A treaty for peace
Following the two-decade-long Napoleonic Wars, Europe, not least France, licked its wounds and agreed “never again”. Then they set about making a lasting peace. They felt able to do it. It was the Age of Reason and they were was intelligent as one could be in 1815.
The existing map of the continent was torn up and a new one drawn at the Congress of Vienna. It was decided that differences be decide by negotiation, not war. While it didn’t turn out as amicably as hoped, it worked pretty well. There wasn’t a major conflict for 100 years.
In The Pursuit Of Power British historian Richard J Evans traces European history until the outbreak of the World War I. It’s replete with glossy illustrations, maps, bibliography and index. Never dry, keep in mind that it is a history book, not a novel.

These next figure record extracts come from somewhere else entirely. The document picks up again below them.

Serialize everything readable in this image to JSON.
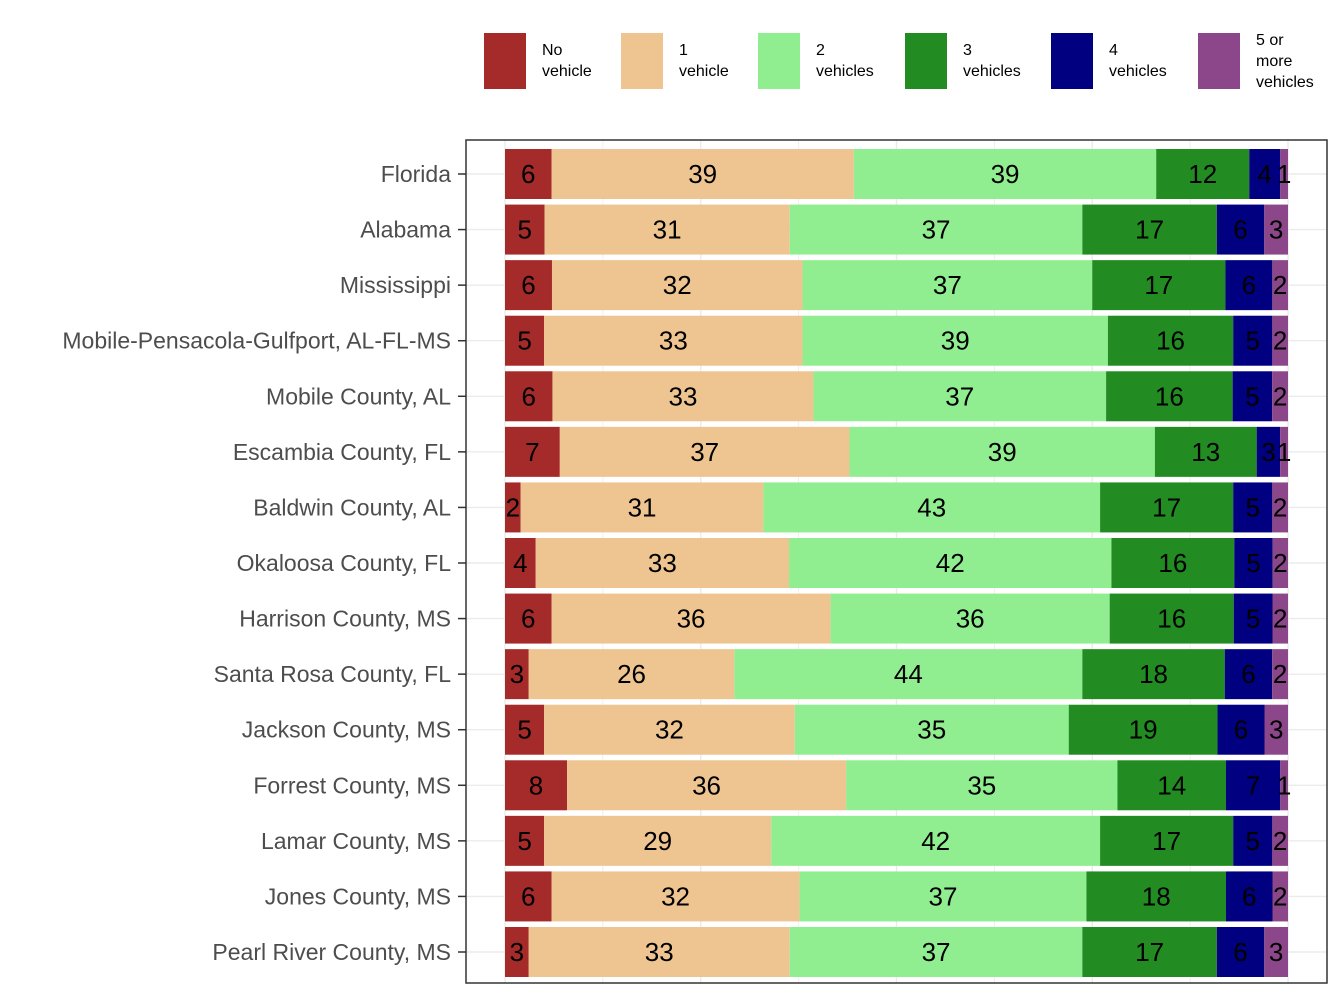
{
  "chart_data": {
    "type": "bar",
    "orientation": "horizontal",
    "stacked": true,
    "title": "",
    "xlabel": "",
    "ylabel": "",
    "xlim": [
      0,
      100
    ],
    "grid": true,
    "legend_position": "top",
    "categories": [
      "Florida",
      "Alabama",
      "Mississippi",
      "Mobile-Pensacola-Gulfport, AL-FL-MS",
      "Mobile County, AL",
      "Escambia County, FL",
      "Baldwin County, AL",
      "Okaloosa County, FL",
      "Harrison County, MS",
      "Santa Rosa County, FL",
      "Jackson County, MS",
      "Forrest County, MS",
      "Lamar County, MS",
      "Jones County, MS",
      "Pearl River County, MS"
    ],
    "series": [
      {
        "name": "No vehicle",
        "legend_lines": [
          "No",
          "vehicle"
        ],
        "color": "#A52A2A",
        "values": [
          6,
          5,
          6,
          5,
          6,
          7,
          2,
          4,
          6,
          3,
          5,
          8,
          5,
          6,
          3
        ]
      },
      {
        "name": "1 vehicle",
        "legend_lines": [
          "1",
          "vehicle"
        ],
        "color": "#EEC591",
        "values": [
          39,
          31,
          32,
          33,
          33,
          37,
          31,
          33,
          36,
          26,
          32,
          36,
          29,
          32,
          33
        ]
      },
      {
        "name": "2 vehicles",
        "legend_lines": [
          "2",
          "vehicles"
        ],
        "color": "#90EE90",
        "values": [
          39,
          37,
          37,
          39,
          37,
          39,
          43,
          42,
          36,
          44,
          35,
          35,
          42,
          37,
          37
        ]
      },
      {
        "name": "3 vehicles",
        "legend_lines": [
          "3",
          "vehicles"
        ],
        "color": "#228B22",
        "values": [
          12,
          17,
          17,
          16,
          16,
          13,
          17,
          16,
          16,
          18,
          19,
          14,
          17,
          18,
          17
        ]
      },
      {
        "name": "4 vehicles",
        "legend_lines": [
          "4",
          "vehicles"
        ],
        "color": "#000080",
        "values": [
          4,
          6,
          6,
          5,
          5,
          3,
          5,
          5,
          5,
          6,
          6,
          7,
          5,
          6,
          6
        ]
      },
      {
        "name": "5 or more vehicles",
        "legend_lines": [
          "5 or",
          "more",
          "vehicles"
        ],
        "color": "#8B4789",
        "values": [
          1,
          3,
          2,
          2,
          2,
          1,
          2,
          2,
          2,
          2,
          3,
          1,
          2,
          2,
          3
        ]
      }
    ]
  }
}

Often, he focuses on an obscure albeit factual person and shows how he was representative of his period. The author emphasises that Ottoman Turkey played a key role in the continent’s events all through that 100 years. It occupied the Balkans, only gradually driven out.
Imperialism was in full force. Britain, the supreme sea power, had gobbled up the best colonies. Africa and Asia were considered up for grabs. Japan, opened by America, was as greedy as the rest. Minor wars were fought over this or that piece of territory.
Evans discards bringing civilisation/God/morality to the heathens as reasons for colonising them. Nor were the mother countries kind to the natives, massacres being common. In Europe the major (and minor) powers were forever faking one another out, Germany’s Bismark proving best at it.
The assassination of the Austrian grand duke and his wife by a Bosnian teenager didn’t initially seem a worthwhile reason for a mass conflagration, yet a month later, the globe burst into flame. The Treaty of Vienna was tossed into the bin of history.
It may be said that the Treaty of Versailles in 1919 did more to bring on World War II than to prevent it. Perhaps Evans will pen another history book, about the century since.